On the team’s withdrawal from India, it is generally accepted that the West Indies Cricket Board (WICB), the West Indies Players Association (WIPA) and the players were equally culpable. Indeed, the Board of Control for Cricket in India (BCCI) pointed the finger of blame directly at the WICB and informed it that it would seek US$42 million in compensation for the losses caused.

The Task Force, appointed by the WICB itself to investigate the background to the fiasco and “render their opinion of the degree of culpability attributed to the WICB, to the WIPA and to the players”, found all three parties at fault for different reasons.

“We are of the view that the fundamental and overriding excuse for the players withdrawing their labour…was the attempted imposition of new contractural terms of employment on the players, negotiated between the Board and WIPA which the players saw for the first time after they got to India,” the report added.

It also placed “a significant proportion of the blame” on the players, “particularly its leaders”.

“Senior players in any overseas squad bear a great responsibility to set standards and create examples for the more junior players to follow,” it added, charging that the senior players failed on this point.

It made no recommendations of what action the WICB should take. This was not in its remit. All the same, it is obvious that Bravo, Sammy and Pollard, if not Rampaul, are paying the price as senior players.

All well and good but surely the WICB and the WIPA deserve similar treatment for their part in the fiasco; this was always a far-fetched notion. There was no way resignation of the WICB president and the chief executive officer and their WIPA equivalent would coincide with the demotion to the Twenty20 ranks of Bravo, Pollard and Sammy. These administrators answer to no one but themselves.

It is not that the shakeup announced on Saturday was unexpected.

From the start, Clive Lloyd, the new chairman of selectors who was with the team in India, was clear in his condemnation of the players’ actions.

“I spoke to them on every occasion, I told them what was the situation,” he said on the TV sports channel, Digicel Sportsmax. “They didn’t listen. I’m very disappointed they didn’t.

“It was just a dialogue that was needed, I told them to play and assess the situation (later),” he added. “I don’t think it was the intelligent thing to do. I am very disappointed.”

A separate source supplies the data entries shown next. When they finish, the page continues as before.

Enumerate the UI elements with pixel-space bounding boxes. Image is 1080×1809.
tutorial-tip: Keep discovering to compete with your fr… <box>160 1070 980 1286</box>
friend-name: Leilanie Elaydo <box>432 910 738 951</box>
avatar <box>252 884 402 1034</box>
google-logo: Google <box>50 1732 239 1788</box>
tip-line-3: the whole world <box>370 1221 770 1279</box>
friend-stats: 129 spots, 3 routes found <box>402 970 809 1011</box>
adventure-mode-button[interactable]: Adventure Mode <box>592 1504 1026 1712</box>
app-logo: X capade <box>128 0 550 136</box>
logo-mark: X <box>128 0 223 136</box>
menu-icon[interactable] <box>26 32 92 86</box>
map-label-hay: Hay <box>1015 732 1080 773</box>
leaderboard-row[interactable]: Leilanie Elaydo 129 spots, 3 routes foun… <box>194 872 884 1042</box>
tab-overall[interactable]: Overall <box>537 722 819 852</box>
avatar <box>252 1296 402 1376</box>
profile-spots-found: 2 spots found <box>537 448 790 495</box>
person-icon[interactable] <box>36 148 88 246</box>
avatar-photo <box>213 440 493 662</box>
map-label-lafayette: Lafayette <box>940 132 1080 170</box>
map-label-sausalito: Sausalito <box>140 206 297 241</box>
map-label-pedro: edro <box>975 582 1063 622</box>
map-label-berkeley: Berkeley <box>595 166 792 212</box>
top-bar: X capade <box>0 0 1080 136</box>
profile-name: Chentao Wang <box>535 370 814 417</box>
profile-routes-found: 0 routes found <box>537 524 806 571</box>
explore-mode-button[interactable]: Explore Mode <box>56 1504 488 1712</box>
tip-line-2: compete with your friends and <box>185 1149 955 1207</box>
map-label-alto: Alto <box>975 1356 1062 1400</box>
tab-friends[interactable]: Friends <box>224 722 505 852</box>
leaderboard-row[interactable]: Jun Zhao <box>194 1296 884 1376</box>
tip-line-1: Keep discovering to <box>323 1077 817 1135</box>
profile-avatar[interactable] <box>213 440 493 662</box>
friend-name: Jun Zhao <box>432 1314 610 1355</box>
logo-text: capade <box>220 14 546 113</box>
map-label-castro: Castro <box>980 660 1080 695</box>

Lloyd’s stance was strongly supported by the Trinidad and Tobago Cricket Board (TTCB), home governing body of Bravo, Ramdin, Pollard and Rampaul. It charged the players with bringing “collective shame to the people of the Caribbean while also bringing the game into disrepute.”

One confusing side issue concerns those from India who keep their places. Ramdin remains Test captain and is in both ODI and Twenty20 squads; Sulieman Benn, Leon Johnson, Andre Russell, Jerome Taylor all survive, as does Holder. If it was a matter of seniority, as the Task Force report hints, Ramdin’s 62 Tests, 115 ODIs and 49 Twenty20s certainly places him in that category.

The timing of Jason Holder as Bravo’s successor also raises concerns.

Lloyd, the new chairman of selectors who elevated him to the ODI captaincy, described him as “one of the good, young players who we believe will form part of the long-term future of West Indies cricket”. He “has a very good cricketing brain and has the makings of a very good leader.”

I know Holder as a fellow member of his Barbados club, Wanderers, and fully agree with Lloyd’s assessment. But I’m apprehensive over the immense task immediately confronting him.

At 23, he becomes the youngest of all West Indies captains, in any form of the game. He is at the start of a career that Lloyd is confident will be long-term. His first experience in the post is to be five ODIs in South Africa (ranked No.3 to West Indies No.8 by the ICC) and the subsequent World Cup in Australia and New Zealand, the game’s largest, most intense globally followed limited-overs tournament.

The tense environment within the team that will inevitably follow the upheavals of the past two months compounds the issue.

The challenge will either move Holder forward into the successful leader Lloyd predicts or break him as it has done to others; he is the 11th ODI captain since Viv Richards was succeeded by Richie Richardson in 1992.